Development Planning and Implementation
Holism proves valuable in the planning and implementation of development programmes. A project that builds irrigation infrastructure without understanding the community’s social hierarchies, land-use customs, and seasonal rituals may fail despite sound engineering. Anthropological holism reveals the human factors that determine whether a development intervention succeeds or falls flat.
Understanding Global and Ethnic Movements
The holistic approach also helps in making sense of international developments and in studying ethnic movements. Political events, economic shifts, cultural revivals, and identity struggles are all tangled together, and a discipline that can see across all these layers is better equipped to explain what is happening and why.
Srinivas on Culture and the Individual
According to M.N. Srinivas (1990), holism also shows up in the relationship between culture and the individual. He described culture as the seat of knowledge, information, and motivation, and the individual as the seat of energy and action. Knowledge flows from culture to the individual, and that knowledge then directs the individual’s actions. Neither side works in isolation: culture without people to act on it is inert, and individuals without cultural knowledge act blindly. Holism, in this sense, means recognising that the group and the person are inseparable.
Redfield on Growing Interdisciplinary Ties
Robert Redfield went a step further, arguing that holistic tendencies are on an increase in anthropology. He mapped out the growing two-way connections between anthropology and other disciplines: sociology, history, economics, political science, earth science, and life science. Rather than shrinking into a narrow specialism, anthropology was expanding its conversations with neighbouring fields, making the discipline even more holistic over time.

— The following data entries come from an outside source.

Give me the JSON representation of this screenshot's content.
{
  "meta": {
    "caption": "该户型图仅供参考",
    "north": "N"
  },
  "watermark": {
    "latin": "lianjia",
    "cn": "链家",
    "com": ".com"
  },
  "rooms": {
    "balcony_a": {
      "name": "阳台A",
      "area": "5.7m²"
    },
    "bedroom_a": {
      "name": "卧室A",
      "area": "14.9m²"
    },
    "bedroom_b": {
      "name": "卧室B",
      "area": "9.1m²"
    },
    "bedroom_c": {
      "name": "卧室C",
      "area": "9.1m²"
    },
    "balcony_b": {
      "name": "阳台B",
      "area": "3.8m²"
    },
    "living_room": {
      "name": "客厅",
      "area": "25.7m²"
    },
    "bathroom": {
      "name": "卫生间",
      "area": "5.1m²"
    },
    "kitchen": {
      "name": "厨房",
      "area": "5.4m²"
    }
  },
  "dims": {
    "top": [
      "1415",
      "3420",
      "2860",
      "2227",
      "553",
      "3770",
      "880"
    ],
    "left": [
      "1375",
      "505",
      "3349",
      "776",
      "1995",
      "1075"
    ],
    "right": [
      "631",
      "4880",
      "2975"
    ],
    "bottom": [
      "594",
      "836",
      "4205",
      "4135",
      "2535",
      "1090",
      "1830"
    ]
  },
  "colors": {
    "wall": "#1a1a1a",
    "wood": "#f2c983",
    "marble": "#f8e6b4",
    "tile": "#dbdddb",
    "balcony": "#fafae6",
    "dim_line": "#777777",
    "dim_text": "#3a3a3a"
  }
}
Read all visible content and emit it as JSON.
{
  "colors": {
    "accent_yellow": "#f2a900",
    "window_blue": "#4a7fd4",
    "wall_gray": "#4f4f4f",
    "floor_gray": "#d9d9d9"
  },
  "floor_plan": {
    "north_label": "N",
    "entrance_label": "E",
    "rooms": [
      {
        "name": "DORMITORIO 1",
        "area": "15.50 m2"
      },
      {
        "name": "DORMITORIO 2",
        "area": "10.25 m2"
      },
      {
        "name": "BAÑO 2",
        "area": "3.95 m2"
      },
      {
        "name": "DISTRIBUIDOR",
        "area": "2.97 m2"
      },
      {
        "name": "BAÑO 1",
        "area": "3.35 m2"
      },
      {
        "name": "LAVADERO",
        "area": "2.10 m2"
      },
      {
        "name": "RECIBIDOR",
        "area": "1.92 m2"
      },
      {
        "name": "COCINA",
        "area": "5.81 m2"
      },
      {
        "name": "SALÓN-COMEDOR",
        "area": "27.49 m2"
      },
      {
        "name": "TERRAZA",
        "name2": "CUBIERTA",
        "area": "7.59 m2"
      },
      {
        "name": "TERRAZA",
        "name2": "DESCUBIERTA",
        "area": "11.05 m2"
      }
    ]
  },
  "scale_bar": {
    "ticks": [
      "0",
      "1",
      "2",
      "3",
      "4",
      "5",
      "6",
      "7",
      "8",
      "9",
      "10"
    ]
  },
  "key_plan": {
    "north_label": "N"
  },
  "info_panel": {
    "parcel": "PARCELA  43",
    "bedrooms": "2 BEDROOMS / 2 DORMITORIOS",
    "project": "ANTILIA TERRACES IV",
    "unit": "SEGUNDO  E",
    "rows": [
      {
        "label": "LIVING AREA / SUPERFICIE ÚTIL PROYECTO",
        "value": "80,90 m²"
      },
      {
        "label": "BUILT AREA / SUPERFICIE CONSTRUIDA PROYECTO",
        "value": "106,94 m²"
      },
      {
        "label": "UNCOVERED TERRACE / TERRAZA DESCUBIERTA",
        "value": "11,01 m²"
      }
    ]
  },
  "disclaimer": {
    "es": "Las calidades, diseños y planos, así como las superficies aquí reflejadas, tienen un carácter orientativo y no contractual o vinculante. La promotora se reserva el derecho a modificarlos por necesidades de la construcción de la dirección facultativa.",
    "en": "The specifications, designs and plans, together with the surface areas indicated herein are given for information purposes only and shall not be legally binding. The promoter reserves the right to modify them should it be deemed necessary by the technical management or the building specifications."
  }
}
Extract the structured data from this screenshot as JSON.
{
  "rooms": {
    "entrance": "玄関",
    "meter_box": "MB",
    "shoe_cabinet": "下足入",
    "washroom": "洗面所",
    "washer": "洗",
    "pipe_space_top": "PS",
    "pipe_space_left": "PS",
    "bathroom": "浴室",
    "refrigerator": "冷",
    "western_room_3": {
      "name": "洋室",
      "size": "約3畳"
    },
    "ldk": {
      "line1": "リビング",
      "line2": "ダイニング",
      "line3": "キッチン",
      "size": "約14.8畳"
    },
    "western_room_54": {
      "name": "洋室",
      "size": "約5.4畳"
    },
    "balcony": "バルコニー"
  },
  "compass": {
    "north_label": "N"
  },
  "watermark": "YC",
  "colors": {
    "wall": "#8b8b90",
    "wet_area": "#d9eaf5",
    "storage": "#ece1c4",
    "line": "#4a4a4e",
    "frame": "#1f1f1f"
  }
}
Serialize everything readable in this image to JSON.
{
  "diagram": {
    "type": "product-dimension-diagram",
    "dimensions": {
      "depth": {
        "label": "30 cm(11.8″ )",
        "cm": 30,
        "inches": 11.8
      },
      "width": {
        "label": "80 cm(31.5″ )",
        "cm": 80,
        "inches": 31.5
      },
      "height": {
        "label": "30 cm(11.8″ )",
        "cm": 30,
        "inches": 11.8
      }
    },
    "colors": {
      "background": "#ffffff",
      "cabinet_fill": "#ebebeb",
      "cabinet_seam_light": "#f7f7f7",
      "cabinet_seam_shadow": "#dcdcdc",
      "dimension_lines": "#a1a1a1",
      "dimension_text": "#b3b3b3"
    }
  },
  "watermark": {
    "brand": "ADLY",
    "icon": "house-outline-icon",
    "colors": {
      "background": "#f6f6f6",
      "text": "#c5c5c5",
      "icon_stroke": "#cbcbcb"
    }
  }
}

Barriers That Challenge Holism
Despite its strengths, maintaining a truly holistic perspective has become harder over time. Three forces push against it:
- The increasing expanse of the subject — As anthropology has grown, the sheer range of topics it covers has expanded enormously. No single researcher can master every area.
- Growing specialisation — Like every other discipline, anthropology has developed sub-fields (medical anthropology, economic anthropology, forensic anthropology, and dozens more). Each sub-field develops its own vocabulary, methods, and literature, pulling researchers toward depth in one area rather than breadth across many.
- The explosion of knowledge and communication — The volume of published research, data, and debate has grown so vast that keeping up with developments even within a sub-field is a challenge, let alone across the whole discipline.
These pressures are real, but they make the holistic ideal more important, not less. The barriers explain why holism requires deliberate effort rather than happening automatically.
Wrapping Up: Two Famous Assessments
Clyde Kluckhohn summed up the discipline’s ambition in a single sentence: anthropology is “the science which comes nearest to the total study of man.” It can rightly be called the holistic discipline of man in totality, one that refuses to accept partial answers about what it means to be human.
Angela Cheater added a striking observation: anthropology has become too important to be left to anthropologists alone. The discipline’s insights about human societies, cultures, and biology carry relevance far beyond academic departments. Planners, policymakers, health professionals, and educators all stand to benefit from the holistic understanding that anthropology offers.